Вечер. Гора немытой посуды. Отец в своем «репертуаре»: сядь – подай – куда пошла?! И это его пьяное - с дымящей сигаретой в руке -  требование закурить.

Ворчу:

- Да куда тебе, в уши что ли?

Наступил час нелюбви, обиды и  упреков. Я не выдерживаю и показываю ему опухоль под мышкой и больную грудь.

Трезвеет:

- Чего к врачам не идешь?

- Зачем?

Начинает плакать, просить прощения и молиться:

- Господи, дай нам дочь поднять, хотя бы до 17 лет!

- Почему до 17? – весело перебиваю его я. – Проси уж до 25!

Вытираю отцу сопли, слюни, слезы, выбрасываю пепельницу с харчком. Иду в туалет.

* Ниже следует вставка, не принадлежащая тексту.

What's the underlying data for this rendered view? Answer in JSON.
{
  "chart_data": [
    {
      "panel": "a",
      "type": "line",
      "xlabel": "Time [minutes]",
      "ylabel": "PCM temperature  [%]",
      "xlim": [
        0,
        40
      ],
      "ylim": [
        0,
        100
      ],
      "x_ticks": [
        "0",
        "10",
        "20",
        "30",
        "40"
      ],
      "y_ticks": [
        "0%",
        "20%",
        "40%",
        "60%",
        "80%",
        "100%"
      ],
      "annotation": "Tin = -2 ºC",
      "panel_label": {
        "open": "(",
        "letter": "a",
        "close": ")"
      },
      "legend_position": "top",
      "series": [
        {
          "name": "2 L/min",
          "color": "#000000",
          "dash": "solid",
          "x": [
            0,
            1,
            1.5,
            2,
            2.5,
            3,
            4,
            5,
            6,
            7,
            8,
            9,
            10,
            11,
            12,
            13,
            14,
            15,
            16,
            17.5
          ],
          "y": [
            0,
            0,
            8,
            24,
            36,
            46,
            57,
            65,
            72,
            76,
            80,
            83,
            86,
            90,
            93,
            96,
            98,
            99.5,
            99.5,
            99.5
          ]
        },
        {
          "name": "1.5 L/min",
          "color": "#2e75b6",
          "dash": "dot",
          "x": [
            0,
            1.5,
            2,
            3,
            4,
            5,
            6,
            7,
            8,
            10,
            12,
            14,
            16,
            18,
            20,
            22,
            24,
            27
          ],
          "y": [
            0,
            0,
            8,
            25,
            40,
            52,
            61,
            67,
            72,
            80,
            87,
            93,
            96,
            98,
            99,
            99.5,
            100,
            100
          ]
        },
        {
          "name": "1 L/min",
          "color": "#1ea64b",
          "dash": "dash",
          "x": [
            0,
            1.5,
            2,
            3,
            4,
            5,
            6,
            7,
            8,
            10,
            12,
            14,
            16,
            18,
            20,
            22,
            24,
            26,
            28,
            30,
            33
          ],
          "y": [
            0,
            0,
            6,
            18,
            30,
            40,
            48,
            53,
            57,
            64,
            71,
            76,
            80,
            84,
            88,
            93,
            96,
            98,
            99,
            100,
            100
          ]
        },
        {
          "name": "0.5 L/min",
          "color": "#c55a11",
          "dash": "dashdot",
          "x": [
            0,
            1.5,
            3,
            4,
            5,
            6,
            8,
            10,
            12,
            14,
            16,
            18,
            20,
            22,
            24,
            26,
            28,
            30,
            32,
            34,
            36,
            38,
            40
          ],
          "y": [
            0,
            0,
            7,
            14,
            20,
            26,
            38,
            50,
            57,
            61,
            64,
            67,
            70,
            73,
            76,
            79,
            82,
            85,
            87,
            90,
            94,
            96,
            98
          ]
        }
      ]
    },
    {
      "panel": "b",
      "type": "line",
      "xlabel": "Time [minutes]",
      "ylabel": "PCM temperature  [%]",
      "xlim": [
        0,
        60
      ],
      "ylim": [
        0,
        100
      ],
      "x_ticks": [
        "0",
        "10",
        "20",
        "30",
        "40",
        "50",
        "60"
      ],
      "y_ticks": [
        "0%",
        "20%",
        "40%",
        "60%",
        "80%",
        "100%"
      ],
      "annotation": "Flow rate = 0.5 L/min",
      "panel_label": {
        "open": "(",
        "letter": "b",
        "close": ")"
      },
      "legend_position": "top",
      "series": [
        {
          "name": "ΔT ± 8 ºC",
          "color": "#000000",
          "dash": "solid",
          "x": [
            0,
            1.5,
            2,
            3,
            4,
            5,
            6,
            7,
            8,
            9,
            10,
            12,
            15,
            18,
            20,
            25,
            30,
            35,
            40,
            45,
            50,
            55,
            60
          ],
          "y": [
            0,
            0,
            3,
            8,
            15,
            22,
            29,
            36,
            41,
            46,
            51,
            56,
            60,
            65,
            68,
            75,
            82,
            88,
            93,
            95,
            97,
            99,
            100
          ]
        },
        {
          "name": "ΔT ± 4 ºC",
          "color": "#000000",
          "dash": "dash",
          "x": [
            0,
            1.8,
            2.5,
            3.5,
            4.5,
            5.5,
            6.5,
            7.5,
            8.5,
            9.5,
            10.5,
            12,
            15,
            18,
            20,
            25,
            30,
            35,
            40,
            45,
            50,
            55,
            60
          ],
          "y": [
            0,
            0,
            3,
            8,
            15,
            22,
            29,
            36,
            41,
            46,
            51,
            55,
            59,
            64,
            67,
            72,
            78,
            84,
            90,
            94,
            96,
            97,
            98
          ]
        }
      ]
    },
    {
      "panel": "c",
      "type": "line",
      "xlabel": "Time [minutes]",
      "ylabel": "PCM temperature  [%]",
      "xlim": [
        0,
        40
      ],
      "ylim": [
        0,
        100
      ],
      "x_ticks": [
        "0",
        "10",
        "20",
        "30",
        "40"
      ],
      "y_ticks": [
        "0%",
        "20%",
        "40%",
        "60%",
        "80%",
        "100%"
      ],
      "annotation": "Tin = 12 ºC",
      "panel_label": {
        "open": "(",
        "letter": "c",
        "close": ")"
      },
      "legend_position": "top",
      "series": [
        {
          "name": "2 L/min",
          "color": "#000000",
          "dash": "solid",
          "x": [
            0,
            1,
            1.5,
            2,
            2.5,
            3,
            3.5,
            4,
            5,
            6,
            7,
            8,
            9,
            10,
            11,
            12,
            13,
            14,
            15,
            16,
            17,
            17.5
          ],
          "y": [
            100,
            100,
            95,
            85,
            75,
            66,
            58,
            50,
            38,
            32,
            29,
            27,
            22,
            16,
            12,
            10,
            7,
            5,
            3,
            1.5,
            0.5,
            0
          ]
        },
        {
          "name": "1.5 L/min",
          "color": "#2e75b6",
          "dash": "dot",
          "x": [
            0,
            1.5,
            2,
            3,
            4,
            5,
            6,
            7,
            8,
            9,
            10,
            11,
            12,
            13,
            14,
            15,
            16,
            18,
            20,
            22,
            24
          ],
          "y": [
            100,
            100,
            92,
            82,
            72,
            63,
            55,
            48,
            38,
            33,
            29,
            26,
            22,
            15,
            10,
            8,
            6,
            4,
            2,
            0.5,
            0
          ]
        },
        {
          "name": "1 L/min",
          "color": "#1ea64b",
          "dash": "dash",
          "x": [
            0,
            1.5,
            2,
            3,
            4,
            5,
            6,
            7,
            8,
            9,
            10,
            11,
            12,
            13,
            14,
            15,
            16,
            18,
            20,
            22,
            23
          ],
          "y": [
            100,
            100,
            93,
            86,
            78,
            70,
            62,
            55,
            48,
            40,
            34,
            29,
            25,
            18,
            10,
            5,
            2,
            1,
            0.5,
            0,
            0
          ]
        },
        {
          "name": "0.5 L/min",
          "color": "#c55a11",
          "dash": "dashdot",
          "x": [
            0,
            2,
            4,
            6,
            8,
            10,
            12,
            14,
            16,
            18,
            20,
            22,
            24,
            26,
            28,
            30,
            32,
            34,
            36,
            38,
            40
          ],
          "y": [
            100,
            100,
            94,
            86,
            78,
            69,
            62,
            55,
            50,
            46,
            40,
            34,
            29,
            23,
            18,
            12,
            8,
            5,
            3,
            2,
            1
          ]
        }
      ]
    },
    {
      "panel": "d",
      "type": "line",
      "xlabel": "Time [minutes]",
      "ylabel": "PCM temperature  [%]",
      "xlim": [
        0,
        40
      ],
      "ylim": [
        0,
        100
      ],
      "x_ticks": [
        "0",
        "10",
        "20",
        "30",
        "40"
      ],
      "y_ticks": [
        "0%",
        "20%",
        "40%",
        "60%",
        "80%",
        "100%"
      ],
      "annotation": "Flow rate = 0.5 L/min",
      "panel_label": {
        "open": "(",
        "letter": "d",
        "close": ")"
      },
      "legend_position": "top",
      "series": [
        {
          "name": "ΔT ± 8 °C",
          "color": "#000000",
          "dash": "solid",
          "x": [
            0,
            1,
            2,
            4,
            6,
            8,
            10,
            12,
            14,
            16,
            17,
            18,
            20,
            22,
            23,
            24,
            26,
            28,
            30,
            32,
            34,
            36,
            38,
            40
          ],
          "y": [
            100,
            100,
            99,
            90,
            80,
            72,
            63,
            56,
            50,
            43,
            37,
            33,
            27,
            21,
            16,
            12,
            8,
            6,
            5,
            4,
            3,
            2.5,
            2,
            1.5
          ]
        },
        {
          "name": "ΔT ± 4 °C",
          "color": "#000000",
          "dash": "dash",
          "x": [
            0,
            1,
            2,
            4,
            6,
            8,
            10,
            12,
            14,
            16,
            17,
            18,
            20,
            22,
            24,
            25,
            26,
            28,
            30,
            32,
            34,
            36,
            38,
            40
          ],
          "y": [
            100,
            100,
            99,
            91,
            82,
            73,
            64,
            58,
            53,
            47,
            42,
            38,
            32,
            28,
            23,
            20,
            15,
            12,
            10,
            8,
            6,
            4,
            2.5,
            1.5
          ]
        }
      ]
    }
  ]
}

Грохот. Это папа пошел на поиски меня. Нашел. Почти несу его на себе в зал. Надо же – уснул.

Ты возвращаешься из  музыкалки, папа просыпается, не дает нам пошептаться, садиться на твою сумку, дышит перегаром.

Я кричу на него, он на тебя, ты плачешь. Потом мы плачем все вместе.

Слава Богу, начался фильм про Ермака, и мы втроем у ТВ нашли общее занятие.

Папа опять  уснул, я поставила варить холодец. Потом мы с тобой обсудили прожитый день, и я выпоила тебе таблетку от головы, проветрила комнату.

- Жизнь – работа над ошибками.  Никогда не выходи замуж за пьяницу, - говорю я тебе перед сном.

-Ты же вышла? – усмехаешься ты.

- У меня не было выбора.

- Как это?

-Вырастешь – расскажу, - обрываю я  запретную тему и предлагаю:

- А давай купим завтра тебе брелок: у меня ещё есть 20 рублей.

- Давай.

Мы обнимаемся и желаем друг дружке спокойной ночи.

- Знаешь, у папы было трудное детство, - добавляю я напоследок. -  Он рос в большой многодетной семье.  Если  один ребенок напроказил, всю ораву клали на пол без штанов и стегали розгой.

- Больно?

- Больно. У Горького в «Детстве» такой «Домострой» описан, ты же читала?

- Да, Цыганок, Алеша  и бабушка…Помню.

- Нашему папе нужно время, чтобы понять, что в современной семье можно и нужно строить взаимоотношения по-другому.

-Жалко папу!

- Жалко, доча. Он без нас пропадет и человеком не станет. Надо любить его и прощать,  и тогда он обязательно изменится.

- А он нас любит?

- Конечно, доченька. Он без нас жить не может. Мы для него – свет в окошке. Веришь?

- Верю. Я его тоже жалею и люблю.

- Вот и молодец. Возлюби отца и матерь свою, да продлится род твой.

Я закрываю дверь в твою комнату и иду на кухню.

- Спи, солнышко мое. Ничто не потревожит твой сон. Если надо, я буду не спать всю ночь, выполняя прихоти пьяного отца, но не позволю ему тебя разбудить

08.03.00.

Бог есть, он услышал мои молитвы: ночь была спокойной. И праздник получился.

С утра нам подарили две коробки конфет (мои ученики).  Соседка принесла свеклы, морковки и луку. Я приготовила мясо в горшочках, сделала салаты.

Папа больше не пил и спал весь день.

Я пытаюсь тебе объяснить, что пьянство отца – это уход от проблем: хоть на день забыть о долгах, о страхе за завтрашний день, о физической боли в груди и ногах. 

- А сосед  дядя Саша выпивает? – спрашиваешь ты.

- Да.

- Но у них всегда тихо, и он никогда не шатается.

- Это зависит от культуры питья. Нашего папу никто, увы, не учил быть культурным.

- А мы с тобой его научим?

- Научим, доча. Он уже меняется, становится с каждым годом все лучше и ответственнее.  Человек р а с т е т  всю жизнь.  Каким ты был, таким остался – это про идиотов.  Я верю, что наступит день, когда отец навсегда избавится от этой пагубной привычки и ещё попросит у нас с тобой прощения.